O encantamento pelo artista que iniciou a carreira no grupo Jackson Five começou cedo para a jornalista Ianara Althero, 42 anos. “Eu nem falava direito e minha mãe dizia que já cantava, enrolado, músicas dele.” Em 1993, participou de um show da turnê “Dangerous”, na Capital paulista. Uma das principais surpresas foi, sem dúvida, a preparada pelo marido. “Quando entrei na igreja para me casar, começou a tocar uma música dele. Quase morri.”
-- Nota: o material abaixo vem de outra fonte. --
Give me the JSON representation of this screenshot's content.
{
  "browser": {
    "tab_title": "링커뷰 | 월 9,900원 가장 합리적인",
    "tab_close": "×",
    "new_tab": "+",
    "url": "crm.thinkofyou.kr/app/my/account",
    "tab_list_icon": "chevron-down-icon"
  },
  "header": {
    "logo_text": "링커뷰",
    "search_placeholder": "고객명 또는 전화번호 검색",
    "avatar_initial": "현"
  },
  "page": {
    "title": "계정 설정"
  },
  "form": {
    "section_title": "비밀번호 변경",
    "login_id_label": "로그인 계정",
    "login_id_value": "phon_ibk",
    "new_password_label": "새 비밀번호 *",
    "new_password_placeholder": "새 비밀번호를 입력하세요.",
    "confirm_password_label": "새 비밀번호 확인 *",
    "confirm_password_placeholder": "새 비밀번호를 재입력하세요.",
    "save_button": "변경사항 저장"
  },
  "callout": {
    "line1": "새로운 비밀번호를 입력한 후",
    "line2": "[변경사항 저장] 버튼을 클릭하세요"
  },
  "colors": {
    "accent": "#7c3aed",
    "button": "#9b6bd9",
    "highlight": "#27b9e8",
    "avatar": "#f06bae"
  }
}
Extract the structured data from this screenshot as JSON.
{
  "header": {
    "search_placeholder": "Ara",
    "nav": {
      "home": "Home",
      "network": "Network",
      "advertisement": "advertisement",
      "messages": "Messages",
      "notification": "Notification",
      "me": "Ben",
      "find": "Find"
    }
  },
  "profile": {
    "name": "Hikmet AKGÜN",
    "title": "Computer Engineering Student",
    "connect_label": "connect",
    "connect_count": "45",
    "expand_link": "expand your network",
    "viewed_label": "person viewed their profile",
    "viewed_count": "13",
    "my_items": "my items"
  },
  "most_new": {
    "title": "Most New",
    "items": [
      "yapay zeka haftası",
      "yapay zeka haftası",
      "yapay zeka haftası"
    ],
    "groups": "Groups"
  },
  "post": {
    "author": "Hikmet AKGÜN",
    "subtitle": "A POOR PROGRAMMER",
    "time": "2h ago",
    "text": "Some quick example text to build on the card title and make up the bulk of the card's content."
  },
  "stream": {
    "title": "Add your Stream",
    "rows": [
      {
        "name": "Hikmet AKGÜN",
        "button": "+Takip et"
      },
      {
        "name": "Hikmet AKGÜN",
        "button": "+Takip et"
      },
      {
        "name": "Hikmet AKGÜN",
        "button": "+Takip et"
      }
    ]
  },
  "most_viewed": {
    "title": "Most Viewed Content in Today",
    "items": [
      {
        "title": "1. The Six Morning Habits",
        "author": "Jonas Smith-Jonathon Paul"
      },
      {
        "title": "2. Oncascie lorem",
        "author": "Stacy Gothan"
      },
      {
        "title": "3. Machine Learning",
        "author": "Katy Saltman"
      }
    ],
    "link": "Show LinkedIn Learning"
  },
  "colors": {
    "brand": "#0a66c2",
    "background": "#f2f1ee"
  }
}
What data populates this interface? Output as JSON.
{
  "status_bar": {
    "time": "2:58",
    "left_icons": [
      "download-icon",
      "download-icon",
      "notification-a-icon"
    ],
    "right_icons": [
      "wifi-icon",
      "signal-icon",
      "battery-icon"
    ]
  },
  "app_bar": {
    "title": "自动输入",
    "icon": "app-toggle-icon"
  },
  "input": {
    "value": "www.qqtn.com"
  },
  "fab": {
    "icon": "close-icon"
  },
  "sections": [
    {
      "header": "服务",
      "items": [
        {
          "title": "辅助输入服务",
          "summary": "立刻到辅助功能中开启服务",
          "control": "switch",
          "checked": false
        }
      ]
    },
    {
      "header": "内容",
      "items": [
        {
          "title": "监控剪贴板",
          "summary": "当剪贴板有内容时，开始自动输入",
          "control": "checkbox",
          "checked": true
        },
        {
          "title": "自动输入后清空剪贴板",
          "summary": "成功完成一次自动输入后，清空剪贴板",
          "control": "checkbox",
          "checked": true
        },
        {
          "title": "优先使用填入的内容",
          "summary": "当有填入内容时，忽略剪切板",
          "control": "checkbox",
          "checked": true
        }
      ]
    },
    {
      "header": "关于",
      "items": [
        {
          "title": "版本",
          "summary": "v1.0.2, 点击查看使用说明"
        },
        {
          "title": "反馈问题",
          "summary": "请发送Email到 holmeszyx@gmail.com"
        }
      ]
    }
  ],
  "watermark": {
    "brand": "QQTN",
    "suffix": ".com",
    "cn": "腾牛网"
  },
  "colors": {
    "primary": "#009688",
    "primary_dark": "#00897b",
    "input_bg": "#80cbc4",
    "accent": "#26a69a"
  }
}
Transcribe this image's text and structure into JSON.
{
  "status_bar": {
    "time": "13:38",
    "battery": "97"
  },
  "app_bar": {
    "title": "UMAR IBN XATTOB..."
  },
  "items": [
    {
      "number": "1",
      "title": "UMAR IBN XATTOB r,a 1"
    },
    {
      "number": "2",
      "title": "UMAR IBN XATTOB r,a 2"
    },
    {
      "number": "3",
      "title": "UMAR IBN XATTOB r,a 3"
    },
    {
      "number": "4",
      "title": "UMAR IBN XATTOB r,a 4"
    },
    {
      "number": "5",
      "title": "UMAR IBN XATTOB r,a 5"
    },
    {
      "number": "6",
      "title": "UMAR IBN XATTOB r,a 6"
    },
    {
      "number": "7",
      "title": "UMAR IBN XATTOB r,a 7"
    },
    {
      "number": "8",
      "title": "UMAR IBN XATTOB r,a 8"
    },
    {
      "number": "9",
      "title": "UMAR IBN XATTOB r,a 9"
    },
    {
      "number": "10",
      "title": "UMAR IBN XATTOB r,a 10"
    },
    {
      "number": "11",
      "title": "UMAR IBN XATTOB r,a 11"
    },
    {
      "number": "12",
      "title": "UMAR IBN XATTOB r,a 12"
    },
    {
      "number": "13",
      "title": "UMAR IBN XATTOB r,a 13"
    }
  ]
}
Foi com a voz embargada que Jisele Renata Alves, 30 anos, conversou com a mãe, Nilza Alves, 48 anos, por telefone, sobre a morte do cantor. A bauruense, que está no Rio de Janeiro, teve a oportunidade de ver o ídolo de perto num show realizado no Morumbi, em São Paulo. “Quando vi Michael no palco, achei que estava vendo Deus”, disse.
O delegado ambiental Edson Calixto dos Santos Júnior, 43 anos, chegou a ficar conhecido em Bauru como cover do cantor, nos anos 80. “O pessoal me achava parecido. Gostava de dançar e comecei a aprender os passos. Participei de concursos de danças até no programa do Silvio Santos. Michael Jackson marcou muito a minha adolescência”, afirma.
Além da perda do mito, os fãs bauruenses destacam também a excelente qualidade da produção do artista, que iria retomar sua carreira e preparava sua volta aos palcos para uma série de 50 apresentações em Londres, com ingressos esgotados.
“Fiquei muito chateado com a notícia da morte dele. Ele revolucionou a forma de dançar, de cantar, tudo. Michael foi um divisor de águas”, finaliza Calixto.